10.5 Partial Derivatives

What happens when there’s more than variable that is changing?

If you can do ordinary derivatives, you can do partial derivatives: just hold all the other input variables constant except for the one you’re differentiating with respect to. (Joe Blitzstein’s Math Notes)

Suppose we have a function f now of two (or more) variables and we want to determine the rate of change relative to one of the variables. To do so, we would find its partial derivative, which is defined similar to the derivative of a function of one variable.

Partial Derivative: Let f be a function of the variables (x_1,\ldots,x_n). The partial derivative of f with respect to x_i is

\frac{\partial f}{\partial x_i} (x_1,\ldots,x_n) = \lim\limits_{h\to 0} \frac{f(x_1,\ldots,x_i+h,\ldots,x_n)-f(x_1,\ldots,x_i,\ldots,x_n)}{h}

Only the ith variable changes — the others are treated as constants.

We can take higher-order partial derivatives, like we did with functions of a single variable, except now the higher-order partials can be with respect to multiple variables.

Example 10.6 Notice that you can take partials with regard to different variables.

Suppose f(x,y)=x^2+y^2. Then

\begin{align*} \frac{\partial f}{\partial x}(x,y) &=\\ \frac{\partial f}{\partial y}(x,y) &=\\ \frac{\partial^2 f}{\partial x^2}(x,y) &=\\ \frac{\partial^2 f}{\partial x \partial y}(x,y) &= \end{align*}

Exercise 10.2 Let f(x,y)=x^3 y^4 +e^x -\ln y. What are the following partial derivaitves?

\begin{align*} \frac{\partial f}{\partial x}(x,y) &=\\ \frac{\partial f}{\partial y}(x,y) &=\\ \frac{\partial^2 f}{\partial x^2}(x,y) &=\\ \frac{\partial^2 f}{\partial x \partial y}(x,y) &= \end{align*}

10.6 Taylor Approximation

A common form of approximation used in statistics involves derivatives. A Taylor series is a way to represent common functions as infinite series (a sum of infinite elements) of the function’s derivatives at some point a.

For example, Taylor series are very helpful in representing nonlinear (read: difficult) functions as linear (read: manageable) functions. One can thus approximate functions by using lower-order, finite series known as Taylor polynomials. If a=0, the series is called a Maclaurin series.

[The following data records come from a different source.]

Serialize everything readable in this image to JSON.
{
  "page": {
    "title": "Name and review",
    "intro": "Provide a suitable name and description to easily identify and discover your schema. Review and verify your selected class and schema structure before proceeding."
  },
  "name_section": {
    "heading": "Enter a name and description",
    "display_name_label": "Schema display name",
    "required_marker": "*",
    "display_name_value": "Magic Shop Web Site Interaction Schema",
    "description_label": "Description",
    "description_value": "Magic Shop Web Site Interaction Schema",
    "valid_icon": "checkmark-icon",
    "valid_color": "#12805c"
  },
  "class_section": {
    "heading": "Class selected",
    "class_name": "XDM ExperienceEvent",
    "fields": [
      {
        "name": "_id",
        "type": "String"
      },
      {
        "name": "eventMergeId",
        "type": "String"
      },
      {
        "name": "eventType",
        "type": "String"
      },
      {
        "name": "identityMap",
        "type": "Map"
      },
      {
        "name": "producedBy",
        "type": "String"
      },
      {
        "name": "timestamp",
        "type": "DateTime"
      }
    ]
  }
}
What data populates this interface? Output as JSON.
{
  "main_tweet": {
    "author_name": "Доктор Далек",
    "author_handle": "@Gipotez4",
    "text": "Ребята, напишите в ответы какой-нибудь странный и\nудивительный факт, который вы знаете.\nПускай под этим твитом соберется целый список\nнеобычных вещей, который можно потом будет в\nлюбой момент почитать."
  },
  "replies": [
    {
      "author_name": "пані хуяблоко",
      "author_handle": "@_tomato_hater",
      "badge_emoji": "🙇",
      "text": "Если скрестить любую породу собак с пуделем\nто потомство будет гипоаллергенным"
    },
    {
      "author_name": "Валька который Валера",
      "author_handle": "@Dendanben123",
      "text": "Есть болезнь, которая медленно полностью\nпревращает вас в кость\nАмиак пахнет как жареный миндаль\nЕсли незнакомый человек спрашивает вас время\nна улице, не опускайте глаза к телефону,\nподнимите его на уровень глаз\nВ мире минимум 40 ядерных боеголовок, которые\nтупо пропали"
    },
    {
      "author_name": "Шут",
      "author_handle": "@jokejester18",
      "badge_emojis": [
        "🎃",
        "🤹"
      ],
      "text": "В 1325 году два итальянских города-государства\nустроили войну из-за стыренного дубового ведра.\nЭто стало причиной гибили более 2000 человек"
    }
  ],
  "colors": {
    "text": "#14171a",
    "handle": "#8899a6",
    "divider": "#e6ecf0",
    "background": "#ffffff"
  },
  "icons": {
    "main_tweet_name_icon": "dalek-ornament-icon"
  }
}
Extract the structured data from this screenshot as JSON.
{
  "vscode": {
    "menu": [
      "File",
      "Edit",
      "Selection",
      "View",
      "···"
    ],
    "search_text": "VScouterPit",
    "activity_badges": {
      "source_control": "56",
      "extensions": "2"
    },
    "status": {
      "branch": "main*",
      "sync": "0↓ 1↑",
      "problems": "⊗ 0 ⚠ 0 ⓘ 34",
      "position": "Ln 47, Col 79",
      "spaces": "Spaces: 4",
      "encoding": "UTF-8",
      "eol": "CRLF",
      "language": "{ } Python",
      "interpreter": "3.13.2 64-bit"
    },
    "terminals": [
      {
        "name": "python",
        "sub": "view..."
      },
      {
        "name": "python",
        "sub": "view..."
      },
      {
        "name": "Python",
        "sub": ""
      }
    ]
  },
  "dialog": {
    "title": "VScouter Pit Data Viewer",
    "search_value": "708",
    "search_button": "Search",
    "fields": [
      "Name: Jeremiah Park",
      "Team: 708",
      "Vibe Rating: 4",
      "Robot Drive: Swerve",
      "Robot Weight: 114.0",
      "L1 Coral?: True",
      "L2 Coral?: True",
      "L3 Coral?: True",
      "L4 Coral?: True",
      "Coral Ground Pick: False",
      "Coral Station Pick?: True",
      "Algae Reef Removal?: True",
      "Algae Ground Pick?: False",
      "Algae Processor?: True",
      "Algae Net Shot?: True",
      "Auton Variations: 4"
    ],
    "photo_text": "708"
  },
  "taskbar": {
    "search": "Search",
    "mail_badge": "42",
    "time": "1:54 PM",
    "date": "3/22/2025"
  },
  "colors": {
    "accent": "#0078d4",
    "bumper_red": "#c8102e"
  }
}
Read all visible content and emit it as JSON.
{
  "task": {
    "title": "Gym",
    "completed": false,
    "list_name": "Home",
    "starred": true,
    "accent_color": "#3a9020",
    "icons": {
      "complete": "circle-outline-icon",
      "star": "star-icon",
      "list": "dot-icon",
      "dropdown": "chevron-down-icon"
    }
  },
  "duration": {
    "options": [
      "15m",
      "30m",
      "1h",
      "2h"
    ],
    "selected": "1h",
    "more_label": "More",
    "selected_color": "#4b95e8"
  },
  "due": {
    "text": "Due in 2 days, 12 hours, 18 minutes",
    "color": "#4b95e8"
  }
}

Specifically, a Taylor series of a real or complex function f(x) that is infinitely differentiable in the neighborhood of point a is:

\begin{align*} f(x) &= f(a) + \frac{f'(a)}{1!} (x-a) + \frac{f''(a)}{2!} (x-a)^2 + \cdots\\ &= \sum_{n=0}^\infty \frac{f^{(n)} (a)}{n!} (x-a)^n \end{align*}

Taylor Approximation: We can often approximate the curvature of a function f(x) at point a using a 2nd order Taylor polynomial around point a:

f(x) = f(a) + \frac{f'(a)}{1!} (x-a) + \frac{f''(a)}{2!} (x-a)^2 + R_2

R_2 is the remainder (R for remainder, 2 for the fact that we took two derivatives) and often treated as negligible, giving us:

f(x) \approx f(a) + f'(a)(x-a) + \dfrac{f''(a)}{2} (x-a)^2

The more derivatives that are added, the smaller the remainder R and the more accurate the approximation. Proofs involving limits guarantee that the remainder converges to 0 as the order of derivation increases.